Первое время Галина наблюдала за ними со смешанными чувствами стыда и зависти. Ей хотелось вот так же любить, так же встречать мужа поцелуем и вечером держать за руку. Она вышла замуж в тот же год, когда женился Витя, и уехала в станицу Анастасиевскую. С мужем ей не повезло. Пил, бил, гулял и всё время вспоминал свою первую любовь. Попрекал, что она, Галина, не такая, как лучшая на свете Мария Багирокова. После кодирования зажили почти нормальной семьей. Но протянули недолго, очень скоро всё вернулось на круги своя. Не жили, а мучились. Детей не случилось, что стало ещё одной причиной для ссор. Единственной отрадой Галины был птичник с курочками: цесарками, брамами и рыжими карликовыми несушками. С ними она разговаривала и сама, обливаясь слезами, их рубила. Инфаркт настиг её за приготовлением обеда. Она даже не поняла, что произошло, оседая на пол, переживала, что капуста в борще переварится.
Двери в Доме молодых распахнули настежь, окна на первом этаже тоже открыли, сняли шторы и вынесли на террасу многочисленные горшки с цветами. Михаил собирал метёлкой паутину, а Полина натирала газетой стекло.
– Лёшка в зале подметает, девчонок я заставила мыть свою спальню. Потом перейдут на первый этаж.
– А мелкие домик разобрали?
Полина задумалась:
– Я отправила к ним Вероничку. Пора пылесборник сносить.
Галина поднялась на террасу и немного послушала беседу. В воскресенье затеяли генеральную уборку и привлекли к традиционному мероприятию всю семью. В Большом доме подобного обычая не было. Уборкой занимались только женщины. Видимо, это новшество тоже привнесла Полина, а может, и создала.
Михаил собрал паутину в углу террасы и выпусти на волю жирного осеннего паука.

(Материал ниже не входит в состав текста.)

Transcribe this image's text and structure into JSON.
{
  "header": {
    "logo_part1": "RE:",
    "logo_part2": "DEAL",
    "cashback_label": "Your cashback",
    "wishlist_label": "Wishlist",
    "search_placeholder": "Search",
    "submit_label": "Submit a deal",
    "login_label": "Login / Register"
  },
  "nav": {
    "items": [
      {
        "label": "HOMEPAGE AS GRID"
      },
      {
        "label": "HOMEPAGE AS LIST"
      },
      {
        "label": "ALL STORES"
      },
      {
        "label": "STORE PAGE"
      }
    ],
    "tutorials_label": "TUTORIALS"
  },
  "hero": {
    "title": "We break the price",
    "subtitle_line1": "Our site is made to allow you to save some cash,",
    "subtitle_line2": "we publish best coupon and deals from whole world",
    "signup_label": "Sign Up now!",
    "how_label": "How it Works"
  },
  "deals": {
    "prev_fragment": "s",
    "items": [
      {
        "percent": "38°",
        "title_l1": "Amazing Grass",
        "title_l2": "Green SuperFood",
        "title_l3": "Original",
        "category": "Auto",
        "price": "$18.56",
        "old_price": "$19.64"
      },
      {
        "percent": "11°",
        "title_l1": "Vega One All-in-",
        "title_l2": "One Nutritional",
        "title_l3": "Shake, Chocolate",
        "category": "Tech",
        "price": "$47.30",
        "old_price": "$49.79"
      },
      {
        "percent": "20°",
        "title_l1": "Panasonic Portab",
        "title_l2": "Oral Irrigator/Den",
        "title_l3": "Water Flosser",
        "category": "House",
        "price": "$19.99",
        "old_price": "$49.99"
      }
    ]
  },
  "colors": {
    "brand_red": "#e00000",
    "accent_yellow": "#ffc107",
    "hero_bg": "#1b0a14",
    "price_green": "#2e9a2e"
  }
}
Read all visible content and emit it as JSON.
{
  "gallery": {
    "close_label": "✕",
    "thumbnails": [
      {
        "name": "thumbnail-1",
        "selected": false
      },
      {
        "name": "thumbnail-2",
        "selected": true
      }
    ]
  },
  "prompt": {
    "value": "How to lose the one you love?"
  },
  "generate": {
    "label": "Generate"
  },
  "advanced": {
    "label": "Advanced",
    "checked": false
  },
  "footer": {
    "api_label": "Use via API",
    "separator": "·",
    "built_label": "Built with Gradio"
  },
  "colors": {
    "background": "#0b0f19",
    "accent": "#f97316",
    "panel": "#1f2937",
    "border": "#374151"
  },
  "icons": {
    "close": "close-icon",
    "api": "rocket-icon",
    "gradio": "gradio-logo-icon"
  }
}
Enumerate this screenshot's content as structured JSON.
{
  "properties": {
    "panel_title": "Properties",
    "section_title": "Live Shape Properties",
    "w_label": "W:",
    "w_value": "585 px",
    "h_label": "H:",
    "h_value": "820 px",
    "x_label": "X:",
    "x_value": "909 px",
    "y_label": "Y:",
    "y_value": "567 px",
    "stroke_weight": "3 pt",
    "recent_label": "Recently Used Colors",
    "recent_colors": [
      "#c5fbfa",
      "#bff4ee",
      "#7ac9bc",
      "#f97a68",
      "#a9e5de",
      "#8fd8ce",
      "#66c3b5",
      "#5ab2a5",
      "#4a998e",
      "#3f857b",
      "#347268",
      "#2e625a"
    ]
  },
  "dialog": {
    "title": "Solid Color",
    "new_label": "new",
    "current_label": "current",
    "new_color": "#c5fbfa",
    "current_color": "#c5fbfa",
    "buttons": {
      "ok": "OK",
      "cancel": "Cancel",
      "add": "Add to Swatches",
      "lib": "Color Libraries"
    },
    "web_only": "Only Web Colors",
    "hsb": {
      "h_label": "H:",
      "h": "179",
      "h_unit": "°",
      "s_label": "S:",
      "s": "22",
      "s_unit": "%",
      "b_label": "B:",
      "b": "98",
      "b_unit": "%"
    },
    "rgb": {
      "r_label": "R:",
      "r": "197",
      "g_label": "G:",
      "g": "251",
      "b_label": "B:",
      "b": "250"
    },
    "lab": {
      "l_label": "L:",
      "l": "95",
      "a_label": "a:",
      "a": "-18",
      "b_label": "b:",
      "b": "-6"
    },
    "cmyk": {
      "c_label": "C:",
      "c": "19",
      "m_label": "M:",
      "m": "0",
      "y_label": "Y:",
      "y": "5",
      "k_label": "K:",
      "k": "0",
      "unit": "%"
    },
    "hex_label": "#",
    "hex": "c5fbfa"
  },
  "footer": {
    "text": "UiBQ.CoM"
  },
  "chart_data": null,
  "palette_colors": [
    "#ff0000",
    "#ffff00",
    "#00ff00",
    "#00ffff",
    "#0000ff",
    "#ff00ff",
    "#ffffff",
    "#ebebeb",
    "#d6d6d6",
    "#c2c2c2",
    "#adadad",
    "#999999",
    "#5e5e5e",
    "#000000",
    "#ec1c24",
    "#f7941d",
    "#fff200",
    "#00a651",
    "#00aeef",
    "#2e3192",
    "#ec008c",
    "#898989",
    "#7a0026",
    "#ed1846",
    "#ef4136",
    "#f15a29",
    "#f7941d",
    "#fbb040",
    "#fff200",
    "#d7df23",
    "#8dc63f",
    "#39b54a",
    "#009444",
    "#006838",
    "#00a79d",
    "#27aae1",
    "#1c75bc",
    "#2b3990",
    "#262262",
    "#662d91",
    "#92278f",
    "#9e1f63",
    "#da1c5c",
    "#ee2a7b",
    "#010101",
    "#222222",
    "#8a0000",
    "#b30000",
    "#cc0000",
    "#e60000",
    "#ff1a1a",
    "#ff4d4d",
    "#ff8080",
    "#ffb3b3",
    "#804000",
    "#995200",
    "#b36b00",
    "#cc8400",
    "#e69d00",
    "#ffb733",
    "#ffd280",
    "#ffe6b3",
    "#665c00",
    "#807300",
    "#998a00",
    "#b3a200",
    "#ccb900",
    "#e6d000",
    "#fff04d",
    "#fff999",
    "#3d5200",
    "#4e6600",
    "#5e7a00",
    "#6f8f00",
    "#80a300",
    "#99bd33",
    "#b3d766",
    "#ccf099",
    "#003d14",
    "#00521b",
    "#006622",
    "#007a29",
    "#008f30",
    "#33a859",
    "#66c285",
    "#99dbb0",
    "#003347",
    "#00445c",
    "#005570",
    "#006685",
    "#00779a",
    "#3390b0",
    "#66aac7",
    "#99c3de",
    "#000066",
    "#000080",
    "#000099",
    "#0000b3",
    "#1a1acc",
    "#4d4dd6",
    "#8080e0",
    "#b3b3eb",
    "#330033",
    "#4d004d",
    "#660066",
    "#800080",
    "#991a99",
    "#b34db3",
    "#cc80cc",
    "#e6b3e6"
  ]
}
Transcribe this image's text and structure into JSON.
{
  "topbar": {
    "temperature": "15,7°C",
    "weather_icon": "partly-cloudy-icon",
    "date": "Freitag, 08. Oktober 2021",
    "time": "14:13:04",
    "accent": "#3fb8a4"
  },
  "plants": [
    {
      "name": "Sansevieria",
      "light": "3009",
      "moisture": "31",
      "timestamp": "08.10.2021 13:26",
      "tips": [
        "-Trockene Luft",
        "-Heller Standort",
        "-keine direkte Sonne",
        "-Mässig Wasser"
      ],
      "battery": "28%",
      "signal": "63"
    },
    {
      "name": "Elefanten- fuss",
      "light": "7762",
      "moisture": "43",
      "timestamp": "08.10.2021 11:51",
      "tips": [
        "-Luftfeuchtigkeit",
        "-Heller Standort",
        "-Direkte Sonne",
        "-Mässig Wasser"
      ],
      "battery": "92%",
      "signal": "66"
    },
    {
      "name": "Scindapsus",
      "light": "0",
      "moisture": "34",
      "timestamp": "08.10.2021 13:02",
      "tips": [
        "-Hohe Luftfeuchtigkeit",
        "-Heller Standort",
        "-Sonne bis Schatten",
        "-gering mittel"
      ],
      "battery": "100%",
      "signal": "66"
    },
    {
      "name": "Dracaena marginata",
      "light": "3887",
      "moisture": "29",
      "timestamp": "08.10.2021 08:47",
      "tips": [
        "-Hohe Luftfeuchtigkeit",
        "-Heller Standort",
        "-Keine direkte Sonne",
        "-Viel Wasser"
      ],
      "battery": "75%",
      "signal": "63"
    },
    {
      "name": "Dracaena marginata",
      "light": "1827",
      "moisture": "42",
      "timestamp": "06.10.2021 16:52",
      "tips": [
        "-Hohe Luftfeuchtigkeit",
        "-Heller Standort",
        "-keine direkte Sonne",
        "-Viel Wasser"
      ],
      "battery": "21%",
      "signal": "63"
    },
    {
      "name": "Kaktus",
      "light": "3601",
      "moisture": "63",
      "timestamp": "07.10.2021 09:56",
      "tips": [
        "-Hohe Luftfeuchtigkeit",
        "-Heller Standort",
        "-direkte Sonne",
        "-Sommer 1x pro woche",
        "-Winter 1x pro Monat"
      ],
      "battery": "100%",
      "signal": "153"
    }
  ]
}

– Нужно хрустальского из сервантеса протереть.
– Это потом. Я вряд ли успею. – Полина смахнула со лба влажные волосы. – Только второе окно мою, а ещё пирог с яблоками печь, девочкам обещала «Птичье молоко» приготовить.
Из раскрытого окна послышался голос Лёшки:
– Мам, мы с Филом хотели вечером в клуб сходить.
Миша опустил метёлку.
– Вот закончишь и пойдёшь. Пусть Фил помогает. Может, успеете.
Полина оглянулась на сына:
– А пирог как же? Я же пирог буду печь. Стол в саду поставим.
– Оставьте мне кусочек, если что.
Михаил недовольно покачал головой, а Полина нахмурилась, но промолчала.
Вооружившись лохматым веником, Лёшка чистил в зале ковёр, чтобы не пылить, сбрызнул водой. Махал активно, но постоянно отвлекался на включенный телевизор. На РТР шёл «Футбол без границ».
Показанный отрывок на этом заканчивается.